DocuMine Documentation

Extract paragraph with specific word and headline

The following rule aims to identify and extract paragraphs within a document whose headlines contain a particular word (here: "references") and whose body contains a particular word (here: GLP). It targets the respective paragraphs and creates “glp_reference” entities for each matching paragraph from its semantic node.
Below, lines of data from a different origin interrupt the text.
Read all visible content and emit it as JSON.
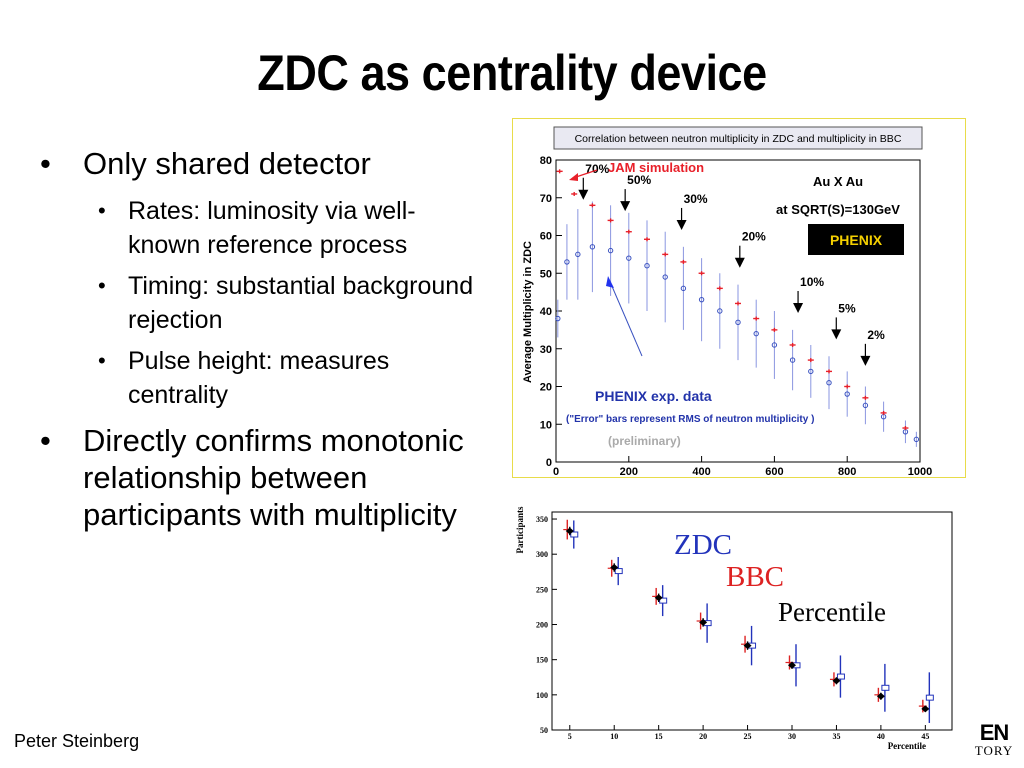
{
  "slide": {
    "title": "ZDC as centrality device",
    "footer": "Peter Steinberg",
    "corner_logo": {
      "line1": "EN",
      "line2": "TORY"
    }
  },
  "bullets": [
    {
      "text": "Only shared detector",
      "sub": [
        "Rates: luminosity via well-known reference process",
        "Timing: substantial background rejection",
        "Pulse height: measures centrality"
      ]
    },
    {
      "text": "Directly confirms monotonic relationship between participants with multiplicity",
      "sub": []
    }
  ],
  "chart_data": [
    {
      "type": "scatter",
      "title": "Correlation between neutron multiplicity in ZDC and multiplicity in BBC",
      "ylabel": "Average Multiplicity in ZDC",
      "xlim": [
        0,
        1000
      ],
      "ylim": [
        0,
        80
      ],
      "xticks": [
        "0",
        "200",
        "400",
        "600",
        "800",
        "1000"
      ],
      "yticks": [
        "0",
        "10",
        "20",
        "30",
        "40",
        "50",
        "60",
        "70",
        "80"
      ],
      "annotations": {
        "jam": "JAM simulation",
        "collision": "Au X Au",
        "energy": "at SQRT(S)=130GeV",
        "phenix_logo": "PHENIX",
        "exp_data": "PHENIX exp. data",
        "error_note": "(\"Error\" bars represent RMS of neutron multiplicity )",
        "preliminary": "(preliminary)"
      },
      "percentile_markers": [
        {
          "label": "70%",
          "x": 75,
          "y": 70
        },
        {
          "label": "50%",
          "x": 190,
          "y": 67
        },
        {
          "label": "30%",
          "x": 345,
          "y": 62
        },
        {
          "label": "20%",
          "x": 505,
          "y": 52
        },
        {
          "label": "10%",
          "x": 665,
          "y": 40
        },
        {
          "label": "5%",
          "x": 770,
          "y": 33
        },
        {
          "label": "2%",
          "x": 850,
          "y": 26
        }
      ],
      "series": [
        {
          "name": "JAM simulation",
          "color": "#e8202a",
          "x": [
            10,
            50,
            100,
            150,
            200,
            250,
            300,
            350,
            400,
            450,
            500,
            550,
            600,
            650,
            700,
            750,
            800,
            850,
            900,
            960
          ],
          "y": [
            77,
            71,
            68,
            64,
            61,
            59,
            55,
            53,
            50,
            46,
            42,
            38,
            35,
            31,
            27,
            24,
            20,
            17,
            13,
            9
          ]
        },
        {
          "name": "PHENIX exp. data",
          "color": "#3a52c0",
          "x": [
            5,
            30,
            60,
            100,
            150,
            200,
            250,
            300,
            350,
            400,
            450,
            500,
            550,
            600,
            650,
            700,
            750,
            800,
            850,
            900,
            960,
            990
          ],
          "y": [
            38,
            53,
            55,
            57,
            56,
            54,
            52,
            49,
            46,
            43,
            40,
            37,
            34,
            31,
            27,
            24,
            21,
            18,
            15,
            12,
            8,
            6
          ],
          "rms": [
            5,
            10,
            12,
            12,
            12,
            12,
            12,
            12,
            11,
            11,
            10,
            10,
            9,
            9,
            8,
            7,
            7,
            6,
            5,
            4,
            3,
            2
          ]
        }
      ]
    },
    {
      "type": "scatter",
      "xlabel": "Percentile",
      "ylabel": "Participants",
      "xlim": [
        3,
        48
      ],
      "ylim": [
        50,
        360
      ],
      "xticks": [
        "5",
        "10",
        "15",
        "20",
        "25",
        "30",
        "35",
        "40",
        "45"
      ],
      "yticks": [
        "50",
        "100",
        "150",
        "200",
        "250",
        "300",
        "350"
      ],
      "legend_labels": {
        "zdc": "ZDC",
        "bbc": "BBC",
        "percentile": "Percentile"
      },
      "series": [
        {
          "name": "ZDC",
          "color": "#2233bb",
          "x": [
            5,
            10,
            15,
            20,
            25,
            30,
            35,
            40,
            45
          ],
          "y": [
            328,
            276,
            234,
            202,
            170,
            142,
            126,
            110,
            96
          ],
          "err": [
            20,
            20,
            22,
            28,
            28,
            30,
            30,
            34,
            36
          ]
        },
        {
          "name": "BBC",
          "color": "#dd2222",
          "x": [
            5,
            10,
            15,
            20,
            25,
            30,
            35,
            40,
            45
          ],
          "y": [
            335,
            280,
            240,
            205,
            172,
            146,
            122,
            100,
            84
          ],
          "err": [
            14,
            12,
            12,
            12,
            12,
            10,
            10,
            10,
            9
          ]
        },
        {
          "name": "Percentile",
          "color": "#000000",
          "x": [
            5,
            10,
            15,
            20,
            25,
            30,
            35,
            40,
            45
          ],
          "y": [
            333,
            281,
            238,
            203,
            170,
            142,
            120,
            98,
            80
          ],
          "err": [
            6,
            6,
            6,
            6,
            6,
            5,
            5,
            5,
            4
          ]
        }
      ]
    }
  ]
}
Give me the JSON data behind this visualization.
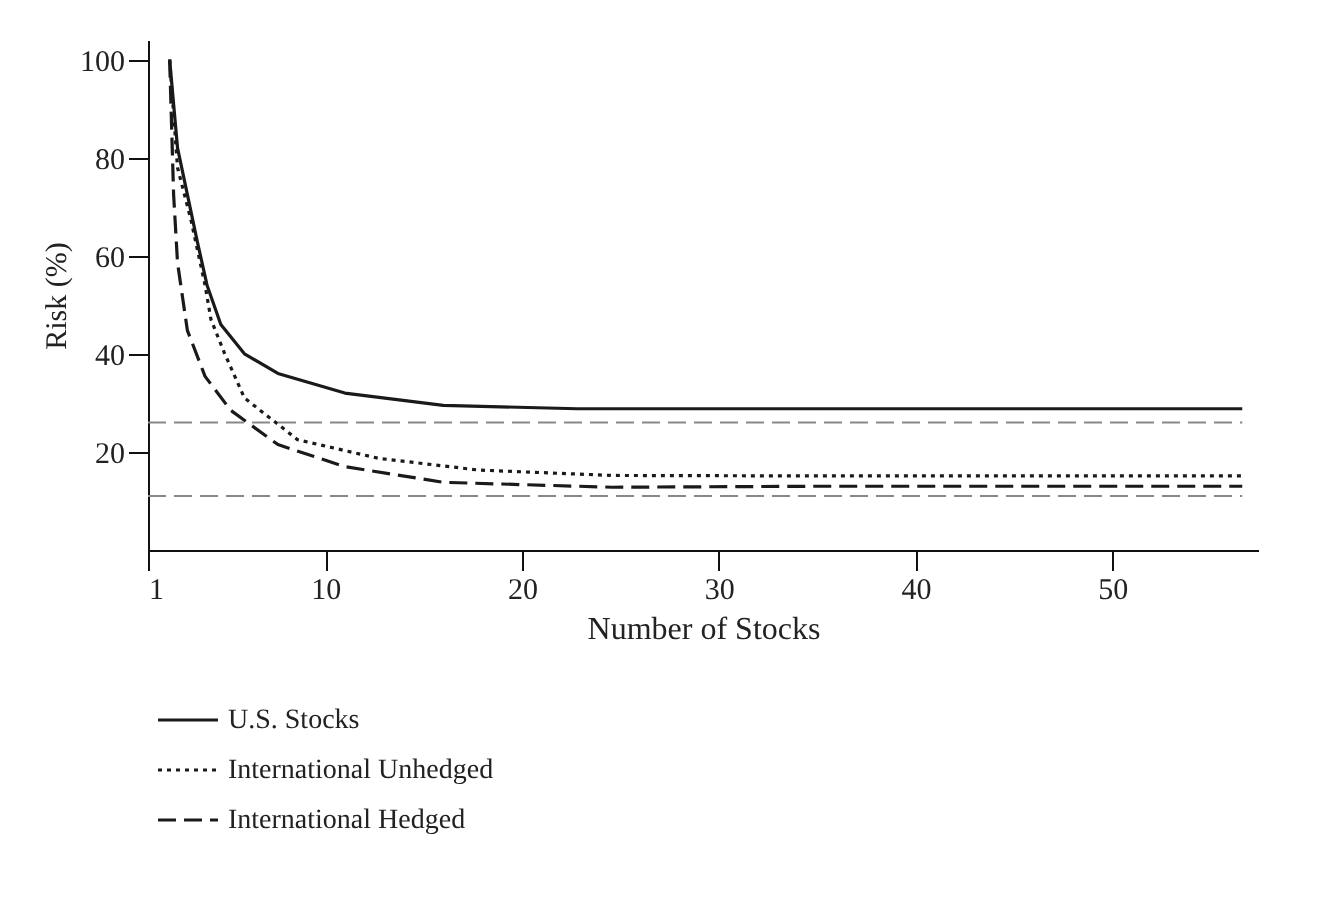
{
  "chart_data": {
    "type": "line",
    "xlabel": "Number of Stocks",
    "ylabel": "Risk (%)",
    "xlim": [
      1,
      57.4
    ],
    "xticks": [
      1,
      10,
      20,
      30,
      40,
      50
    ],
    "ylim": [
      0,
      104
    ],
    "yticks": [
      20,
      40,
      60,
      80,
      100
    ],
    "grid": false,
    "legend": "bottom",
    "marker": "none",
    "series": [
      {
        "name": "U.S. Stocks",
        "color": "#1a1a1a",
        "line_style": "solid",
        "x": [
          2.1,
          2.5,
          3.5,
          4.0,
          4.7,
          5.9,
          7.6,
          11,
          16,
          22.8,
          30,
          40,
          56.6
        ],
        "values": [
          100,
          82,
          63,
          54,
          46,
          40,
          36,
          32,
          29.5,
          28.8,
          28.8,
          28.8,
          28.8
        ]
      },
      {
        "name": "International Unhedged",
        "color": "#1a1a1a",
        "line_style": "dotted",
        "x": [
          2.1,
          2.5,
          3.2,
          3.9,
          4.2,
          4.9,
          5.9,
          8.6,
          12.7,
          17.8,
          24.6,
          35,
          56.6
        ],
        "values": [
          100,
          78,
          67,
          54,
          47,
          40,
          31,
          22.5,
          18.7,
          16.3,
          15.2,
          15.1,
          15.1
        ]
      },
      {
        "name": "International Hedged",
        "color": "#1a1a1a",
        "line_style": "dashed",
        "x": [
          2.1,
          2.3,
          2.5,
          3.0,
          3.9,
          5.2,
          7.6,
          11,
          16,
          24.6,
          35,
          56.6
        ],
        "values": [
          100,
          72.6,
          58.6,
          44.8,
          35.4,
          28.5,
          21.5,
          17,
          13.8,
          12.8,
          13.0,
          13.0
        ]
      }
    ],
    "ref_lines": [
      {
        "axis": "y",
        "value": 26,
        "color": "#888888",
        "line_style": "dashed"
      },
      {
        "axis": "y",
        "value": 11,
        "color": "#888888",
        "line_style": "dashed"
      }
    ]
  }
}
You need a representation of the entity within DocuMine that your rule can refer to. For further information, please see Create entity. In the given example, the entity is called "GLP References"; you need the entity’s technical name to write the respective extraction rule (here: glp_references).

Code example:

rule "T.2.0"
	when
	$paragraph: Paragraph(
		getHeadline().containsStringIgnoreCase("references")
		&& containsString("GLP")
	)
	then
		entityCreationService
			.bySemanticNode($paragraph,"glp_reference", EntityType.ENTITY)
			.ifPresent(entity -> entity.apply("T.2.0","Reference paragraph found.")
		);
	end

The following provides a detailed breakdown of the rule syntax:

Syntax

Explanation

rule "T.2.0"

Name of the rule

Each rule must have a unique name. For further information, please see Rule naming.

$paragraph: Paragraph(getHeadline().containsStringIgnoreCase("references")

Filters for paragraph elements whose headline contains the word "references", ignoring the capitalization of the word (case insensitive).

&& containsString("GLP")

Defines an additional property to filter for: the paragraph must contain the string “GLP.”

entityCreationService

Invokes the class responsible for creating entities.

.bySemanticNode($paragraph,"glp_reference", EntityType.ENTITY)

Invokes the “bySemanticNode” method to create an entity named "glp_reference" containing the provided paragraph.

.ifPresent(entity -> entity.apply("T.2.0","Reference paragraph found.")

Applies the "T.2.0" identifier and the message "Reference paragraph found." to each entity created.

Notice

For further information about the methods listed in the table, please refer to the Javadoc.